[Date Prev][Date Next][Thread Prev][Thread Next][Date Index][Thread Index]

Re: [HTCondor-users] POST script user privileges in DAG



On Fri, 6 Feb 2015, Ying W wrote:

I'm running through the example mentally and I'm not sure how using MAXJOBS
and PRIO will help.
Lets say D requires 1 core, P requires 4 cores, C requires 8 cores and R and
S both require 1 core free
And there are two worker node situations, one where i have exclusive access
to 15 x 8-core nodes and another where I have 4 x 8-core nodes

With 15 x 4 core VMs what would happen is
  You mean 15 x 8 core VMs, right?
1. 10 x D jobs would start across multiple VMs
2. Will have a mix of D and P jobs with D+P = 10
3. Once the first P job finishes, a C job would run and since D+P+C = 10, I
will always be using less than my total number of VMs (15) so the C jobs
will always be able to run

However, if the # of VMs is lower than the nfs_limit (4x 8-core vms)
1. 10 x D jobs would start with some VMs having more than one job
2. Same as above, combination of D and P jobs running
3. The first P job that finishes will try to queue a C job that requires 8
cores (an entire node) to be free. Its possible that all 4 workers are
running D and P jobs and even though the C job has higher priority, when a D
or P job finishes another D or P job will be queued instead because
resources are not available for the C job. This is the situation I am afraid
would happen.

DAGMan doesn't know anything about how many cores a node job requires. So what will actually happen when a P job finishes is that the corresponding C job will be submitted. It may not run right away, but it will be submitted before any more P jobs are submitted, because of the priority. As more P jobs finish, more C jobs will be submitted, and eventually they'll be able to run.

Ideally, all the D and P jobs should run on the same workers
instead of having say 1 D and 1 P job on every worker.

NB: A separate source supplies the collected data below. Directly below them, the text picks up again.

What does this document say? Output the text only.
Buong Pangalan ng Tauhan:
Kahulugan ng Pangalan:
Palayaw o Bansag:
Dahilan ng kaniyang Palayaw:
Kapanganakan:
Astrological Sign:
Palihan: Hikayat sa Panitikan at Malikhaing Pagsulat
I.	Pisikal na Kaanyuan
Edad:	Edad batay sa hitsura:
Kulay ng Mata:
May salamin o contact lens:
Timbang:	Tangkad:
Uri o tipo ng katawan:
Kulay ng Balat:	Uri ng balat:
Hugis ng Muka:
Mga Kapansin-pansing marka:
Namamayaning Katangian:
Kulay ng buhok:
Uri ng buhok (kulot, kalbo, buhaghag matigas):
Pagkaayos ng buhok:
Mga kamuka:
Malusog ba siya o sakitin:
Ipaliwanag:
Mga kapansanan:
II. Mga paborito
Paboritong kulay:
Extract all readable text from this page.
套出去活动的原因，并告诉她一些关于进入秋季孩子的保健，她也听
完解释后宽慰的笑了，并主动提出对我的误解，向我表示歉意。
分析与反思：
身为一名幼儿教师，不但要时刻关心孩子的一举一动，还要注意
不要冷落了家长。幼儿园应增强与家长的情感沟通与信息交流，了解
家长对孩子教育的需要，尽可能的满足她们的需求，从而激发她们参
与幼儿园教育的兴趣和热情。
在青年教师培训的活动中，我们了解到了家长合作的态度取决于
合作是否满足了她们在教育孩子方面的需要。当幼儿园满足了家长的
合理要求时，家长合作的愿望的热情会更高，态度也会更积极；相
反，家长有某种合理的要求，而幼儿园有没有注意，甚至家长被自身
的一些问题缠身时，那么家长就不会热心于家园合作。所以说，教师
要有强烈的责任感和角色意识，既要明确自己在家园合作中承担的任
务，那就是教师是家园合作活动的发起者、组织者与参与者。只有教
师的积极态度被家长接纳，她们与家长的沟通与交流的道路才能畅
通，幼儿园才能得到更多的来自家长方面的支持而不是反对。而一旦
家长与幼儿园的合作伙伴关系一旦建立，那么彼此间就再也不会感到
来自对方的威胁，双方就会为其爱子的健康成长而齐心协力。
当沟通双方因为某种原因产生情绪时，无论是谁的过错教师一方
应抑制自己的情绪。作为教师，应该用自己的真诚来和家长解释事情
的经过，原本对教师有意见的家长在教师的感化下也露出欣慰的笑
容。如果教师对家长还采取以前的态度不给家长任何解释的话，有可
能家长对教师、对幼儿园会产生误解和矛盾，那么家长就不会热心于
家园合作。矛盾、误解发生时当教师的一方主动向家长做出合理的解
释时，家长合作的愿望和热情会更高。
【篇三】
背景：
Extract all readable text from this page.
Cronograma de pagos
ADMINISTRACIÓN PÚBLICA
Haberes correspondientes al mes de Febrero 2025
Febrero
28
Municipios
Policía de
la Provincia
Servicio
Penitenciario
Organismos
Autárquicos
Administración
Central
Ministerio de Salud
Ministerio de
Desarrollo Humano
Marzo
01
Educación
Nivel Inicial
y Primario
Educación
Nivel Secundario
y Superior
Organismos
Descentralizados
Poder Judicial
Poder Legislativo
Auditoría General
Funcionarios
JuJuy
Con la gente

You're saying that all D jobs should run on one machine, and all P jobs should run on one (different) machine, right? You can at least encourage HTCondor to run those jobs on the same machine by doing this in your submit files:

  For D jobs:
    Rank = machine == "...D machine..."
  For P jobs:
    Rank = machine == "...P machine..."
  where you replace "...D machine..." and "...P machine..." with the
  actual machine names.

(You can be more aggressive by using Requirements intead of Rank to force the jobs to only run on the given machine, if that's what you want.)

This is just a simplified example but I have seen it happen where most of
the jobs that are run are jobs that require few resources and the jobs that
need more resources just stay queued since jobs are not evicted to make room
for higher priority jobs. I am running jobs using vanilla universe and I do
not have defragment process enabled.

Okay, I guess I misunderstood a bit what you're trying to achieve. I thought that your big limitation was that you didn't want to have more than 10 (or whatever number) sets of input files on NFS at the same time.

Is your main objective to try to run as many calculate jobs as you have VMs for? If that's the case, you should be able to do it by throttling the D and P jobs, and encouraging or forcing them to run on specific machines, and then not throttling the C jobs. The DAG node priorities are also passed along to HTCondor, so if you have some D, some P, and some C jobs the queue, HTCondor will try to match the C jobs first.

At any rate, if you use a node job instead of a POST script to delete your input files, I think you'll avoid the permissions problem (that was the original question, right?).

Kent